Schools for scandal

Despite a slew of tough laws against rape, why do we repeatedly encounter an institutional reluctance to call it out?

Victim-shaming is the first resort of patriarchy
Victim-shaming is the first resort of patriarchy
Shuma Raha
Last Updated : Sep 21 2018 | 11:51 PM IST
What is it about rape and cover-ups? Why is there this compulsive need in some quarters to hush up charges of sexual assault? Despite a slew of tough laws against rape, why do we repeatedly encounter an institutional reluctance to call it out?

This week it came to light that a 16-year-old girl in a boarding school in Dehradun had allegedly been gang raped by four boys from the same school. As if it were not horrifying enough that schools are no longer safe spaces for children, the principal and other officials compounded the horror by trying to cover up the matter. They threatened the girl with expulsion if she spoke about it and even gave her quack concoctions to terminate a possible pregnancy arising out of the incident, which took place a month ago. Evidently, this was “damage control” — controlling the potential damage to the school’s reputation rather than addressing the damage and trauma suffered by the girl. 

The principal and his cohorts have now been arrested. The boys in question are in custody as well. But let’s not forget that there’s nothing unusual about this shameful attempt to hush up an alleged gang rape. It fits into a larger, malignant, design of institutions shielding, and hence enabling, sexual predators — not just in India, but pretty much all over the world. It is as if in the precincts of power, sexual offences are regarded with a benevolent eye: boys will be boys. And men will be men. The powerful will do their power thing and indulge in a bit of assault and rape on the side. And if things get sticky, the institutional cabal will rally round the offender and grind the victim underfoot. 

Victim-shaming is the first resort of patriarchy  Photo: istock
Take the case of the Kerala nun who in June this year filed a police complaint against Jalandhar Bishop Franco Mulakkal, accusing him of raping her 13 times between 2014 and 2016. Though she has received support from her sorority — in Kochi nuns have been agitating for Mulakkal’s arrest — her own congregation pronounced the bishop innocent and even tried to slander her.
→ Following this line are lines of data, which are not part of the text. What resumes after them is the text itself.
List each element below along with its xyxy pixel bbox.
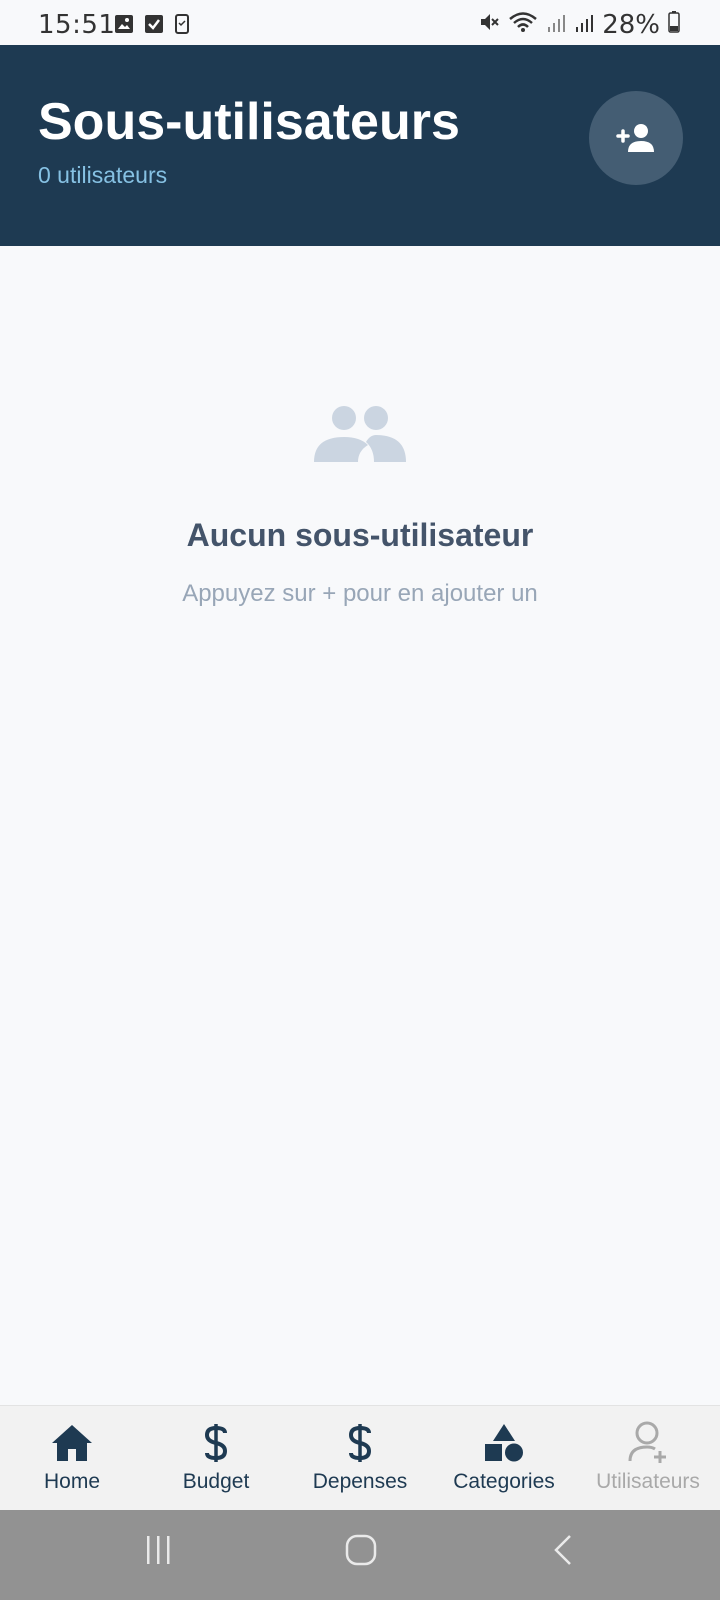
empty-state-hint: Appuyez sur + pour en ajouter un (182, 580, 538, 607)
app-header: Sous-utilisateurs 0 utilisateurs (0, 45, 720, 246)
system-nav-bar (0, 1510, 720, 1600)
mute-icon (478, 10, 500, 40)
nav-label-categories: Categories (453, 1470, 555, 1493)
dollar-icon (348, 1424, 372, 1462)
back-icon (554, 1535, 571, 1565)
home-button[interactable] (345, 1534, 377, 1571)
nav-item-home[interactable]: Home (0, 1406, 144, 1510)
nav-label-home: Home (43, 1470, 101, 1493)
recents-button[interactable] (144, 1534, 174, 1571)
page-title: Sous-utilisateurs (38, 93, 460, 151)
status-bar: 15:51 28% (0, 0, 720, 45)
status-system-icons: 28% (478, 10, 680, 40)
user-add-outline-icon (628, 1421, 666, 1463)
shapes-icon (485, 1424, 523, 1462)
battery-text: 28% (602, 10, 660, 40)
group-icon (314, 406, 406, 462)
nav-item-categories[interactable]: Categories (432, 1406, 576, 1510)
checkbox-icon (144, 14, 164, 39)
nav-item-budget[interactable]: Budget (144, 1406, 288, 1510)
signal-icon (574, 10, 594, 40)
gallery-icon (114, 14, 134, 39)
status-time: 15:51 (38, 10, 116, 40)
signal-icon (546, 10, 566, 40)
status-notification-icons (114, 14, 190, 39)
empty-state-title: Aucun sous-utilisateur (186, 517, 534, 553)
nav-item-depenses[interactable]: Depenses (288, 1406, 432, 1510)
empty-state: Aucun sous-utilisateur Appuyez sur + pou… (0, 405, 720, 608)
user-count: 0 utilisateurs (38, 162, 168, 188)
add-user-button[interactable] (589, 91, 683, 185)
bottom-nav: Home Budget Depenses Categories Utilisat… (0, 1405, 720, 1510)
nav-label-utilisateurs: Utilisateurs (596, 1470, 700, 1493)
nav-label-budget: Budget (182, 1470, 250, 1493)
nav-label-depenses: Depenses (312, 1470, 408, 1493)
battery-icon (668, 10, 680, 40)
wifi-icon (508, 10, 538, 40)
phone-icon (174, 14, 190, 39)
home-circle-icon (345, 1534, 377, 1566)
home-icon (52, 1425, 92, 1461)
nav-item-utilisateurs[interactable]: Utilisateurs (576, 1406, 720, 1510)
dollar-icon (204, 1424, 228, 1462)
add-user-icon (616, 124, 654, 152)
recents-icon (147, 1536, 170, 1564)
back-button[interactable] (552, 1534, 574, 1571)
For months the police dragged their feet about questioning Mulakkal. To top it all, Kerala legislator PC George called her a “prostitute” and remarked, “12 times she enjoyed; 13th time it became rape.” Very classy, but then victim-shaming is the first resort of patriarchy when called upon to answer for its sins.

Worldwide, the Catholic church itself has been beset with revelations of child sexual abuse by its clergy, and how, instead of punishing these predatory priests, it continued to shelter them. Last month, a grand jury investigation in the US state of Pennsylvania came out with a report that said church leaders had covered up child sexual abuse by more than 300 priests since the 1940s. Victims were persuaded not to report the crimes and the police not to probe them. The Boston Globe’s shattering exposé in 2002 of the church’s complicity in the sexual abuse of children —  the true story of that excellent film, Spotlight — was obviously just the tip of the proverbial iceberg.

Indeed, whether it is the protection of paedophile priests, or Indian lawmakers trying to shield the men charged with the gang rapes in Kathua and Unnao earlier this year, or Hollywood’s decades-long tolerance of movie mogul Harvey Weinstein’s sexual abuse of actresses — they all spring from the same social reality: there’s an omerta surrounding sexual violence, the cosy club of the powerful keeps it going, and the victim often stays silent for fear of reprisals. 

But things are changing. Last year Weinstein went down under the tsunami of #MeToo; despite his huge influence and political clout, godman Asaram Bapu is in jail for raping a minor girl; public pressure has finally forced the Kerala police to subject Bishop Mulakkal to some intensive grilling…

Last week a professor in California alleged that US Supreme Court nominee Brett Kavanaugh assaulted her at a party 36 years ago when she was 15 and he 17. A probe into the charge could torpedo Kavanaugh’s confirmation. Over in Dehradun, though, the teenage boys are already facing the heat. If found guilty, they will face the consequences of their action — not three decades later, but soon. Progress comes softly, and perhaps it’s on its way.